Multithreading & Asynchrony
Process
A process is an executing instance of a program that contains its own memory space and resources, operating independently of other processes.
Thread
Thread is an execution unit within a process. A process can be composed of multiple threads. Each thread has its own private stack, but they all access the same heap.
Multithreading
Multithreading is the capability of a program to execute multiple threads, allowing for efficient utilization of the system’s resources. If we have multiple threads, they can be run on different cores simultaneously, speeding the application up. Multiple threads can either run concurrently or in parallel.
Concurrency vs Parallelism
Concurrency
When 2 or more tasks can start, run, and complete in overlapping time periods. Concurrency can happen even on a single core processor.
Parallelism
When 2 or more tasks can run at the same time. It happens when we have 2 or more cores in a processor and they consume the instructions simultaneously.
Relationship
Parallelism is a subset of concurrecy. Concurrency is a structural design ability, that the program is structured to manage multiple tasks that make progress independently – even if only one runs at a time. Parallelism is about a physical execution state. Multiple tasks are literally executing at the same instant, on separate CPU cores or processors.
Asynchrony
Asynchrony refers to the occurrence of events independent of the main program flow. Asynchronous actions are executed in a non-blocking way, allowing the main program flow to continue processing.

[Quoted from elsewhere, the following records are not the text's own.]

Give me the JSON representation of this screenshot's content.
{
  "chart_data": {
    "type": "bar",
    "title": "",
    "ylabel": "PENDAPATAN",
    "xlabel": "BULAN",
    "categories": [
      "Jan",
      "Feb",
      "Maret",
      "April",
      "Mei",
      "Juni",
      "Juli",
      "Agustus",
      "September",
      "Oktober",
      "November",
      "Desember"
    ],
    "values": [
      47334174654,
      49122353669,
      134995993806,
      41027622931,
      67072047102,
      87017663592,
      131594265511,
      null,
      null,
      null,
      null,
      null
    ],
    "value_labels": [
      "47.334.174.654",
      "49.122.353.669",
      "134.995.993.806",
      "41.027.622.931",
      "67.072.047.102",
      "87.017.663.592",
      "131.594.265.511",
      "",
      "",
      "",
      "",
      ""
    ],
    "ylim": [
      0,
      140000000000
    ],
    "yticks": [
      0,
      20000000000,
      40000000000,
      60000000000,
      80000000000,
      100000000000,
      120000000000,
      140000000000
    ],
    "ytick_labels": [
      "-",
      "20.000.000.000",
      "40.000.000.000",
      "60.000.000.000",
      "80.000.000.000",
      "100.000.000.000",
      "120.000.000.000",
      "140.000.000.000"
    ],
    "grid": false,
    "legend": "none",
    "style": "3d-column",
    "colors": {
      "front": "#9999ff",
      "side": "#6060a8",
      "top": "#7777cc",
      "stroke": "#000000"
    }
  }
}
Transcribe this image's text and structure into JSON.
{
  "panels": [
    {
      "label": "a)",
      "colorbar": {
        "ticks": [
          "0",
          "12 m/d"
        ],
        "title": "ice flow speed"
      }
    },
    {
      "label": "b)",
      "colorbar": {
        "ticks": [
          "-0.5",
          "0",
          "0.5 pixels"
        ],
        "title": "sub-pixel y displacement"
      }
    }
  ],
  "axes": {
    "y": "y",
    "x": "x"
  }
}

Asynchrony is a programming model – the idea that you can initiate an operation and move on without waiting for it to finish. How that’s implemented varies: a thread pool, an event loop, callbacks, coroutines – these are the mechnisms underneath.
It is opposite to synchrony, where a process runs only as a result of some other process being completed.
Threading vs Asynchrony
Threading is about workers – the execution units that do the work. Asynchrony is about waiting – it lets a worker drop a task the moment it hits a wait (I/O. network, etc.), and pick up something else instead. In a thread pool model, tasks are assigned to workers; async makes sure those workers are never stuck idle just waiting.
Asynchrony doesn’t even require multiple threads. JavaScript’s event loop is the classic example: a single thread processes tasks one at a time, but when it hits an async operation – a network call, a timer, a file read – it handles that off to the runtime and moves on to the next task. When the operation completes, a callback is queued and the thread picks it up. One worker, many tasks in flight, zero blocking. This is why you can write highly concurrent JavaScript without ever spawning a thread.